Background: I frequently share some of the things my children say that I find funny. My oldest son when he was probably 2 or 3 began telling what he thought of my outfits. He would say, “don’t wear that”, or “why do you have than on?” Apparently I’m not the only one with kids that are particular about how their mommy looks. I had a friend tell me a few weeks ago that her 2 year old told her that her hair was a hot mess.
When our little ones say those things to us, we may brush it off because they are too little to know what is fashionable, and we’re grown, we know what looks good on us. But what about when our peers and those we look up to say those things about us. At what point do you take it as advice and at what point do you do you regardless of what they say?
v3 Give not your strength to [loose] women, nor your ways to those who and that which ruin and destroy kings.
This part of the passage is a mother talking to her son who is a prince. It applies to us in that we should not give our attention to the words or actions of people who’s intent is to hurt us. We know who they are because they engage in speech and activities that degrade others and themselves.
v26 She opens her mouth in skillful and godly Wisdom, and on her tongue is the law of kindness [giving counsel and instruction].
These are the kinds of people we should be listening to. Their words are skillfully delivered and are followed by instruction.
v27 She looks well to how things go in her household, and the bread of idleness (gossip, discontent, and self-pity) she will not eat.
Discontent and self-pity, she will not eat. If these are the things you feel after interacting with someone, there’s a problem. And the scripture clearly says you will not partake or participate in that. There’s also a problem if you don’t actually interact with someone awkward or self conscious. That is an internal problem. Search yourself and ask God why do you feel that way around certain people. It may simply be that you aren’t at your best at that time, it happens to all of us. We can’t be glamorous all the time. But if you consistently feel less than when around certain people, find a true P31 to counsel you, there may be deeper, unresolved issues that make you feel the way you.
v25 Strength and dignity are her clothing and her position is strong and secure;
This is what we must wear at all times. It has nothing to do with the material on your body but what you have on the inside. Strength and dignity, or confidence, makes any outfit, hairdo, shoes, whatever, look good! You have to be confident, this is where your strength and security in yourself lies. It’s not threaded into your clothing or weaved into your hair. Your strength, dignity, security in yourself, your confidence is on the inside. And like a muscle, it too must be exercised in order to get bigger, thus making you stronger.

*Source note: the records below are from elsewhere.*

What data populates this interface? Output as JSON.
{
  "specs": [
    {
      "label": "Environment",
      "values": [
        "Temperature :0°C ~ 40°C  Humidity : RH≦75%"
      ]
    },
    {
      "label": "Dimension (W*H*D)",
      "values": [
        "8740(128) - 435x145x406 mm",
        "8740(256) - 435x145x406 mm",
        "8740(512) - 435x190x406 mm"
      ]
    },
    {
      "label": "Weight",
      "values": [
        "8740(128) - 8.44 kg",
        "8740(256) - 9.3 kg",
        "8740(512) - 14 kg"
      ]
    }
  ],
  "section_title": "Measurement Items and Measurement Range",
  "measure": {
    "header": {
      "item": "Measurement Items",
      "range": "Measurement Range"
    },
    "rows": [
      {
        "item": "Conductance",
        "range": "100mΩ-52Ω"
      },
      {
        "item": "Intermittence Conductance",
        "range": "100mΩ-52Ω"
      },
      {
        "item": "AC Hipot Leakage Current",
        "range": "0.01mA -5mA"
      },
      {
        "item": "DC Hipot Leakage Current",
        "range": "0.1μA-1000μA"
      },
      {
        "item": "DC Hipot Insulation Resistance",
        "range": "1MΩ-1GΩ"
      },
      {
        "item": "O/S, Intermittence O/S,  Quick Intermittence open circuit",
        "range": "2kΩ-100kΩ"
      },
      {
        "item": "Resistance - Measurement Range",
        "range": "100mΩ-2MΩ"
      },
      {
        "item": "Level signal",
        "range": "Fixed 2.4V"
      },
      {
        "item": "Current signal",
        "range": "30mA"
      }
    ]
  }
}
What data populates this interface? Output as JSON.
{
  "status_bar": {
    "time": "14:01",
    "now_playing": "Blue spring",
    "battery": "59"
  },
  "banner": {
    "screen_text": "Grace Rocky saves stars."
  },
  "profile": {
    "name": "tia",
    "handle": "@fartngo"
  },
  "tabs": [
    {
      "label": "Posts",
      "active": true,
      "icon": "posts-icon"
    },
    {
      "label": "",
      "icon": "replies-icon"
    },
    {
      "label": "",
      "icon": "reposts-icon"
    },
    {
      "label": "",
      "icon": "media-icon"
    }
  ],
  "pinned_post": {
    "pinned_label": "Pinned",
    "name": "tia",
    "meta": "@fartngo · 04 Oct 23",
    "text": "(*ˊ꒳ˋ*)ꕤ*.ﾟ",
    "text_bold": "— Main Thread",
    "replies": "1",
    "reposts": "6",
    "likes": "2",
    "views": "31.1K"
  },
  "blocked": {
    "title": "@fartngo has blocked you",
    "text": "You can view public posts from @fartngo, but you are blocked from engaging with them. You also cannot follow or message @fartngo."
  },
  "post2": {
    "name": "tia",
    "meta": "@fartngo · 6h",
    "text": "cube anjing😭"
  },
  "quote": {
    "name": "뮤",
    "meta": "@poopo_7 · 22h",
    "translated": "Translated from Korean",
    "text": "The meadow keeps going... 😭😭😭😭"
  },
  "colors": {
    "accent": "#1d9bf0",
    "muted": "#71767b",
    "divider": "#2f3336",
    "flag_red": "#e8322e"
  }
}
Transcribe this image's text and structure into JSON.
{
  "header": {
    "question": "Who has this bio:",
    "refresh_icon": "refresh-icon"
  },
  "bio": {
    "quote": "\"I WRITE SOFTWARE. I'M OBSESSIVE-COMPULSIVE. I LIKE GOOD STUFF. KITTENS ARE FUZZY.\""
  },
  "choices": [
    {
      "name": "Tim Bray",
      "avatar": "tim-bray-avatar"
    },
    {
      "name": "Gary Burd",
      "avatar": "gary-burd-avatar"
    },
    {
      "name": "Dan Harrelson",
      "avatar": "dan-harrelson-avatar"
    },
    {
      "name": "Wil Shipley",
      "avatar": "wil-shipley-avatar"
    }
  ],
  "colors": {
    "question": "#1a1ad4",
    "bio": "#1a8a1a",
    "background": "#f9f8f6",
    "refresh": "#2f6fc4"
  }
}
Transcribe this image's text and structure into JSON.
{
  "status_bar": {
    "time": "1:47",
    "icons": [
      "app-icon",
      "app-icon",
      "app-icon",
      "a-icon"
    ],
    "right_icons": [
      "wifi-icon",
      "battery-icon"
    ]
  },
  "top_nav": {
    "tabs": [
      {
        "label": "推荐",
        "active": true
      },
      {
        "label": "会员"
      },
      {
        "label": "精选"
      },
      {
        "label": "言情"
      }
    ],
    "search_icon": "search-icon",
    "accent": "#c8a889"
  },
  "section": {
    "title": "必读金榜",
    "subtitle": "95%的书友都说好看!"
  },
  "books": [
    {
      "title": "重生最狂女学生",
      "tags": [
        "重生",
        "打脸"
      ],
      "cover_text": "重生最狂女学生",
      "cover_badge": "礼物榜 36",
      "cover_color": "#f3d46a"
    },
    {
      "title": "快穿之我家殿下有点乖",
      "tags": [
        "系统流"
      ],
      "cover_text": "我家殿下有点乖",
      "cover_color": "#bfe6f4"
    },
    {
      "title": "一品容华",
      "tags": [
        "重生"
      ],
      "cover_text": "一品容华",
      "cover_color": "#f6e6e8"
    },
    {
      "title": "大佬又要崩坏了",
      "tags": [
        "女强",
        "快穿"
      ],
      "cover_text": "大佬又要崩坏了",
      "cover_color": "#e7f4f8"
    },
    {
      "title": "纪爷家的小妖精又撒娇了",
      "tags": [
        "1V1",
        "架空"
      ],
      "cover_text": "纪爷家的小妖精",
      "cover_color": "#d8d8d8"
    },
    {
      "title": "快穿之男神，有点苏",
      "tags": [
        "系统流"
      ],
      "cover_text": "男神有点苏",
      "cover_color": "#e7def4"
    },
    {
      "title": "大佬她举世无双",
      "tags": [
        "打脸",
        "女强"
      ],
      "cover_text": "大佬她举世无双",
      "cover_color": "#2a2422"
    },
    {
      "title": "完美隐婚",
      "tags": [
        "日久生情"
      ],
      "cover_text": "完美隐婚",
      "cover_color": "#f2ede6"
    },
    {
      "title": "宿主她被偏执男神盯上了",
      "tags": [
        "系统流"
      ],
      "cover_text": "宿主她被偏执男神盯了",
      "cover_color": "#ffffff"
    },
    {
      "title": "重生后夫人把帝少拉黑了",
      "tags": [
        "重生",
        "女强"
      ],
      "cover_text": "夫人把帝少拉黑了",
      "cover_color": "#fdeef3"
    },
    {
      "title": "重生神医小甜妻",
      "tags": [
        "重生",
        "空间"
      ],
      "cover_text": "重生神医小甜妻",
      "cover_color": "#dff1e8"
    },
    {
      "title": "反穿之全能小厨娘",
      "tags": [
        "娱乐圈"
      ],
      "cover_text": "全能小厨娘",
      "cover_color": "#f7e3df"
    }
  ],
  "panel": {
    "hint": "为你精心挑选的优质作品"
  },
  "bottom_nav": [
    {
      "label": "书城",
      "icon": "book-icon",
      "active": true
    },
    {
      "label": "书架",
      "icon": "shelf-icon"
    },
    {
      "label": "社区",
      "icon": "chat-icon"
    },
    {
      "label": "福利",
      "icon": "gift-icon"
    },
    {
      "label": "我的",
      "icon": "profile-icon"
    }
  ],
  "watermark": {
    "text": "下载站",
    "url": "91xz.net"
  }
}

v30 Charm and grace are deceptive, and beauty is vain [because it is not lasting], but a woman who reverently and worshipfully fears the Lord, she shall be praised!
Now, this verse is not saying that beauty is unnecessary. This is clear because the passage speaks of the fine things that the P31 makes for herself. But what it does say is not to major on it, because over time, beauty does fade and this is natural. It fades on a daily basis, think about how you look first thing in the morning and before you go to bed. Faded. So don’t major on beauty, use it wisely, but don’t depend on it, depend on God.
v22 She makes for herself coverlets, cushions, and rugs of tapestry. Her clothing is of linen, pure and fine, and of purple [such as that of which the clothing of the priests and the hallowed cloths of the temple were made].
We should wear nice things and even make our home look beautiful. And how we dress should be of good quality. How much we spend and the name on the clothing is not as important as how we look and feel in them. Now we don’t want to be that women mentioned in v3 that destroys kings, you know what I’m saying. But we want to represent ourselves in a way that would attract or keep a king.
v24 She makes fine linen garments and leads others to buy them;
If people are complimenting you or biting your style, then you’re doing alright. If they are complimenting you and saying, “I wish I could wear that”, your confidence is on a high that day cause you wore something others were too afraid or not confident enough to wear. Rock it girl!
v10 A capable, intelligent, and [b]virtuous woman—who is he who can find her? She is far more precious than jewels and her value is far above rubies or pearls.
What it all boils down to is that you are worth more than fine jewels, you are worth more than the clothes or hairstyle you wear, you are worth more than the words people try to attach to you. You are capable, intelligent, virtuous and excellent above all other women. When you settle this in your soul, you’ll know the difference between advice and an insult when it comes to how you look.